As part of a broader engagement with its membership community, CIEH plans to launch a new member engagement survey. This survey is designed to capture a wide array of member views on a variety of issues, including workforce, training, and professional development. The findings will inform the ongoing work of the CIEH ensuring that our actions are deeply rooted in the experiences and needs of our members.
To confront the complexities outlined in the report, CIEH is looking forward to the establishment of the Workforce Satellite Panel in the New Year. Drawing on the findings of the member engagement survey, along with the extensive knowledge pool of member-led Advisory Panels, the Satellite Panel will seek to engage a wide array of stakeholders, including those from CTSI, to address the workforce challenges. It is through this collaborative approach that innovative and sustainable solutions for the EH and TS workforce can be found.
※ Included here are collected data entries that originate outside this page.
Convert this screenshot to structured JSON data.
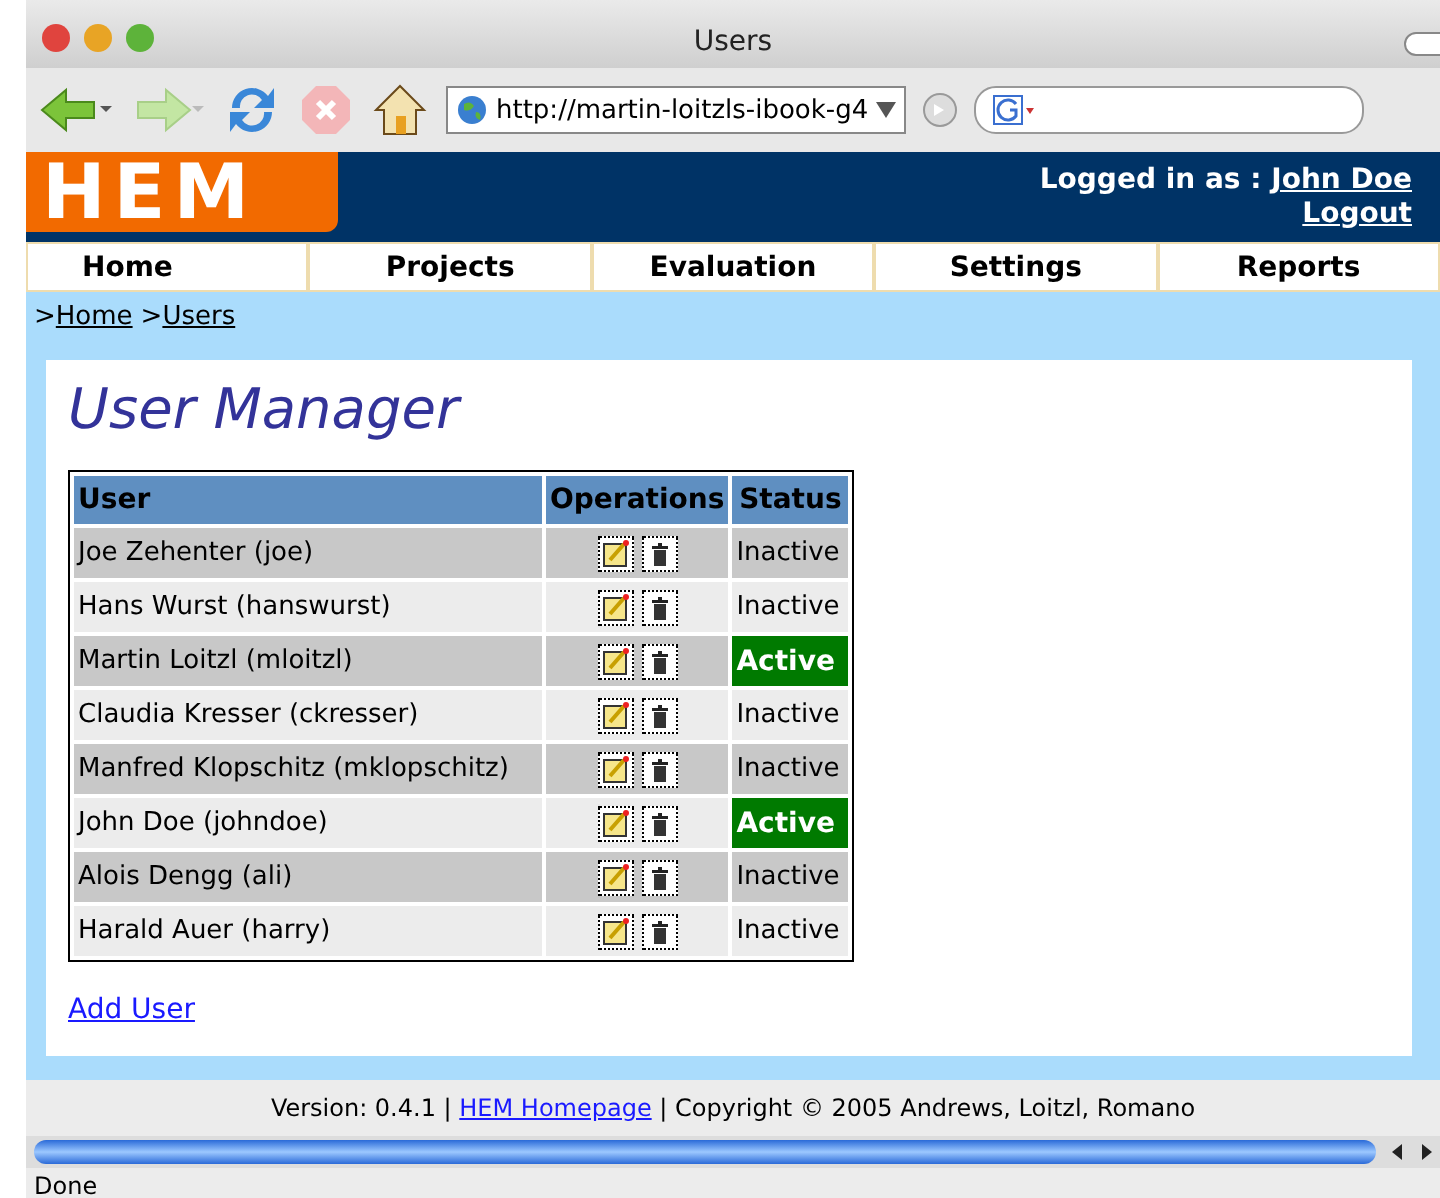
{
  "window": {
    "title": "Users"
  },
  "toolbar": {
    "url": "http://martin-loitzls-ibook-g4"
  },
  "header": {
    "logo": "HEM",
    "logged_in_label": "Logged in as :",
    "user": "John Doe",
    "logout": "Logout"
  },
  "nav": [
    "Home",
    "Projects",
    "Evaluation",
    "Settings",
    "Reports"
  ],
  "breadcrumb": [
    {
      "prefix": ">",
      "label": "Home"
    },
    {
      "prefix": ">",
      "label": "Users"
    }
  ],
  "page_title": "User Manager",
  "table": {
    "columns": [
      "User",
      "Operations",
      "Status"
    ],
    "rows": [
      {
        "user": "Joe Zehenter (joe)",
        "status": "Inactive",
        "active": false
      },
      {
        "user": "Hans Wurst (hanswurst)",
        "status": "Inactive",
        "active": false
      },
      {
        "user": "Martin Loitzl (mloitzl)",
        "status": "Active",
        "active": true
      },
      {
        "user": "Claudia Kresser (ckresser)",
        "status": "Inactive",
        "active": false
      },
      {
        "user": "Manfred Klopschitz (mklopschitz)",
        "status": "Inactive",
        "active": false
      },
      {
        "user": "John Doe (johndoe)",
        "status": "Active",
        "active": true
      },
      {
        "user": "Alois Dengg (ali)",
        "status": "Inactive",
        "active": false
      },
      {
        "user": "Harald Auer (harry)",
        "status": "Inactive",
        "active": false
      }
    ]
  },
  "add_user": "Add User",
  "footer": {
    "before": "Version: 0.4.1 |",
    "link": "HEM Homepage",
    "after": "| Copyright © 2005 Andrews, Loitzl, Romano"
  },
  "status_bar": "Done"
}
CTSI has also taken a number of steps to address some of these challenges:
CTSI has recently completed a review of its Qualification Framework to make it fit for the future. CTSI has also simplified the learning and development requirements by developing standalone food and feed competency modules. These modules will be offered to local authorities to allow their officers to gain food and feed competencies in line with the current Codes of Practice to deliver official controls. CTSI has also been working in partnership with the FSA to promote and provide high-quality CPD learning and development to address competency gaps.
CTSI is dedicated to showcasing the appeal of a career in TS by raising the profile of important areas like food standards. CTSI has undertaken campaign work to shine a spotlight on the risks to the public around allergen issues with vegan food as well as showcasing how attractive a career in TS can be with the Anything But Standard campaign.
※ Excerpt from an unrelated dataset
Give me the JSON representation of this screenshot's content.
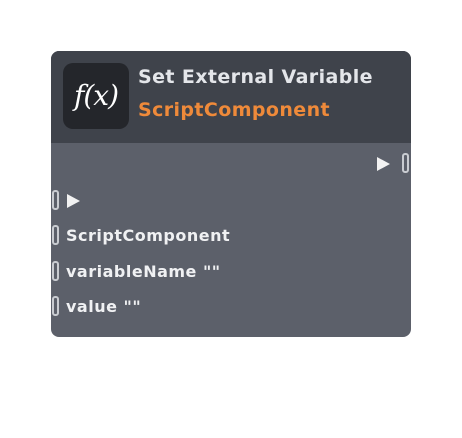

CTSI would welcome further collaboration with the FSA and Local Authority regulatory stakeholders to ensure that individuals in Trading Standards pathways have a clear understanding of routes to qualification, competency requirements and progression through their careers.
Louise Hosking, Executive Director of Environmental Health at CIEH, said:
"The health of our communities and the wealth of our economies are inextricably linked. The professionals within our sectors are the custodians of this balance, tirelessly working to protect our communities in their workplaces and living environments. As we navigate through economic challenges, the intrinsic value of environmental health and trading standards roles must be recognised and championed.
The decline in resources and focus on environmental health and trading standards has been of concern for many years. CIEH are dedicated to creating a positive future for both professions ensuring they are seen as attractive and vital career choices for the next generation. Our soon-to-be-launched member engagement survey and planned Workforce Satellite Panel will both play a pivotal role in this endeavour, by giving invaluable insights and by strategising on ways to attract, develop, and retain talented professionals who are fundamental to our mission for safer, cleaner, healthier environments for all.”
Phil Owen, Service Delivery Director at CTSI, said:
“Local government regulatory services are the front line of public protection, ensuring citizens have safe food to consume and products that are safe to use. Trading Standards and Environmental Health ensure that in times of national crises such as avian flu and global pandemics, they are there to respond. CTSI’s own analysis, based on consultations among its professional membership of frontline Trading Standards professionals across the country is that the situation is at a critical juncture - if investment is not made soon then there will be no competent officers available to deliver these essential Trading Standards services to protect the public.”